« Paris quand même », de Jean-Christophe Bailly, La Fabrique, 160 p., 13 €. Alarme ! L’une des meilleures institutions de Paris se trouve à la sortie : le comptoir bistrot. Un effacement « insidieux », « rampant » menace ce monument, l’auteur Jean-Christophe Bailly est de toute façon au désespoir dans Paris, le petit livre épicé, sensé et grincheux qu’il consacre à l’évolution de sa ville. Bien sûr, depuis février, boire debout dans les bars et cafés n’est plus interdit, comme c’était le cas au nom de la lutte contre le Covid-19. Mais où dois-je toucher ? En vingt ans, 40% des cafés parisiens ont disparu. Et, même quand les bistrots résistent, le comptoir est souvent réduit à la classe des buffets, observe Jean-Christophe Bailly. Tout ce que cette « ambassade du peuple » attirait comme un aimant s’envole ainsi : les salutations des habitués, les blagues, les brèves savoureuses, le « petit bruit d’œuf dur qui se casse sur un comptoir en tôle » décrit par Jacques Préver. .. “On voit bien comment une combinaison de raisons pratiques, d’arguments commerciaux et de prétentions hygiéniques peut venir à bout d’un objet relationnel efficace”, se plaint Jean-Christophe Bailly.

“Attaques”

Il a fallu un vieux Parisien pur-sang comme lui pour repérer le “banc d’affaires”. Dans son ouvrage, l’auteur de La Phrase urbaine (Seuil, 2013) évoque plusieurs autres « attentats » commis contre ce qu’il appelle sans pour autant le définir « l’être de Paris ». Il tape avec plaisir sur l’architecte Pierre Dufau, “qui contribua partout avec constance à la déformation du territoire”, sur André Malraux, destructeur du Théâtre de l’Ambigu-Comique, sur Georges Pompidou, trop détendu avec les supporters. la gauche, qui érigea l’Opéra de la Bastille. Au-delà de ces grandes entreprises déjà lointaines, et d’autres encore en cours, comme la Tour du Triangle, un « objet arbitraire et tu m’as vu », Bailly s’inquiète de voir la ville s’affiner, touchée par le toucher, par la multiplication des hôtels et boutiques de luxe, la transformation des Champs-Élysées en “boutique hors taxes en plein air” ou encore la montée en puissance de quartiers en difficulté qu’il a rebaptisés “coopératives sans gluten”. Lire aussi ce rendez-vous (2022) : L’article est pour nos abonnés Jean-Christophe Bailly : “La photographie nourrit mon besoin d’embrasser la réalité ou de la toucher”

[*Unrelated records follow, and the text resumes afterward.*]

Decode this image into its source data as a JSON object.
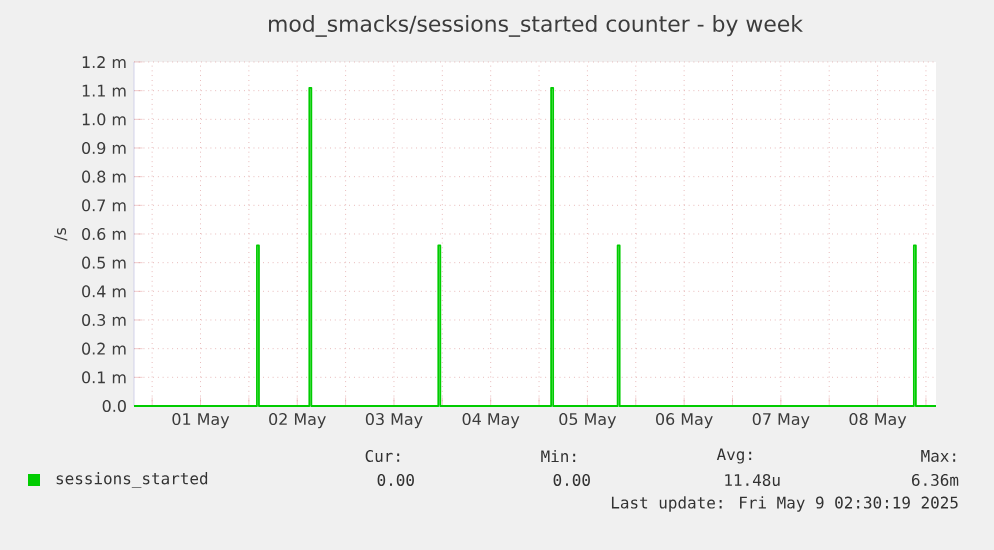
{
  "chart_data": {
    "type": "line",
    "title": "mod_smacks/sessions_started counter - by week",
    "ylabel": "/s",
    "x": [
      "2025-04-30T19:30",
      "2025-05-02T02:00",
      "2025-05-02T02:00",
      "2025-05-02T02:30",
      "2025-05-02T02:30",
      "2025-05-02T15:00",
      "2025-05-02T15:00",
      "2025-05-02T15:30",
      "2025-05-02T15:30",
      "2025-05-03T23:00",
      "2025-05-03T23:00",
      "2025-05-03T23:30",
      "2025-05-03T23:30",
      "2025-05-05T03:00",
      "2025-05-05T03:00",
      "2025-05-05T03:30",
      "2025-05-05T03:30",
      "2025-05-05T19:30",
      "2025-05-05T19:30",
      "2025-05-05T20:00",
      "2025-05-05T20:00",
      "2025-05-08T21:00",
      "2025-05-08T21:00",
      "2025-05-08T21:30",
      "2025-05-08T21:30",
      "2025-05-09T02:30"
    ],
    "series": [
      {
        "name": "sessions_started",
        "color": "#00cc00",
        "values": [
          0,
          0,
          0.56,
          0.56,
          0,
          0,
          1.11,
          1.11,
          0,
          0,
          0.56,
          0.56,
          0,
          0,
          1.11,
          1.11,
          0,
          0,
          0.56,
          0.56,
          0,
          0,
          0.56,
          0.56,
          0,
          0
        ]
      }
    ],
    "xlim": [
      "2025-04-30T19:30",
      "2025-05-09T02:30"
    ],
    "xticks": [
      {
        "value": "2025-05-01T00:00",
        "label": null
      },
      {
        "value": "2025-05-01T12:00",
        "label": "01 May"
      },
      {
        "value": "2025-05-02T00:00",
        "label": null
      },
      {
        "value": "2025-05-02T12:00",
        "label": "02 May"
      },
      {
        "value": "2025-05-03T00:00",
        "label": null
      },
      {
        "value": "2025-05-03T12:00",
        "label": "03 May"
      },
      {
        "value": "2025-05-04T00:00",
        "label": null
      },
      {
        "value": "2025-05-04T12:00",
        "label": "04 May"
      },
      {
        "value": "2025-05-05T00:00",
        "label": null
      },
      {
        "value": "2025-05-05T12:00",
        "label": "05 May"
      },
      {
        "value": "2025-05-06T00:00",
        "label": null
      },
      {
        "value": "2025-05-06T12:00",
        "label": "06 May"
      },
      {
        "value": "2025-05-07T00:00",
        "label": null
      },
      {
        "value": "2025-05-07T12:00",
        "label": "07 May"
      },
      {
        "value": "2025-05-08T00:00",
        "label": null
      },
      {
        "value": "2025-05-08T12:00",
        "label": "08 May"
      },
      {
        "value": "2025-05-09T00:00",
        "label": null
      }
    ],
    "ylim": [
      0,
      1.2
    ],
    "yticks": [
      {
        "value": 0,
        "label": "0.0"
      },
      {
        "value": 0.1,
        "label": "0.1 m"
      },
      {
        "value": 0.2,
        "label": "0.2 m"
      },
      {
        "value": 0.3,
        "label": "0.3 m"
      },
      {
        "value": 0.4,
        "label": "0.4 m"
      },
      {
        "value": 0.5,
        "label": "0.5 m"
      },
      {
        "value": 0.6,
        "label": "0.6 m"
      },
      {
        "value": 0.7,
        "label": "0.7 m"
      },
      {
        "value": 0.8,
        "label": "0.8 m"
      },
      {
        "value": 0.9,
        "label": "0.9 m"
      },
      {
        "value": 1.0,
        "label": "1.0 m"
      },
      {
        "value": 1.1,
        "label": "1.1 m"
      },
      {
        "value": 1.2,
        "label": "1.2 m"
      }
    ],
    "grid": true,
    "legend": "bottom left",
    "marker": "none",
    "line_style": "solid",
    "annotations": [
      "Cur:",
      "Min:",
      "Avg:",
      "Max:",
      "0.00",
      "0.00",
      "11.48u",
      "6.36m",
      "Last update: Fri May  9 02:30:19 2025"
    ]
  }
}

Cette balade nostalgique peut sembler un peu snob, parfois réactionnaire. Heureusement l’auteur n’est pas lapidé par le passé. Admirateur de Gérard de Nerval et de Charles Baudelaire, il applaudit aussi le Centre Pompidou, salue les efforts faits pour réduire l’écart entre la capitale et la banlieue. Malgré ses coups de gueule, il veut croire que la ville peut s’en sortir. Jour après jour, cependant, le Paris noir et blanc de son enfance ne peut s’empêcher de s’éloigner. Les toitures en zinc qui lui sont chères s’avèrent, par exemple, inadaptées aux étés tropicaux récurrents. Des bancs au ciel, le zinc qui donne à Paris son gris caractéristique n’est pas fini. Il vous reste 1,79% de cet article à lire. Ce qui suit est réservé aux abonnés.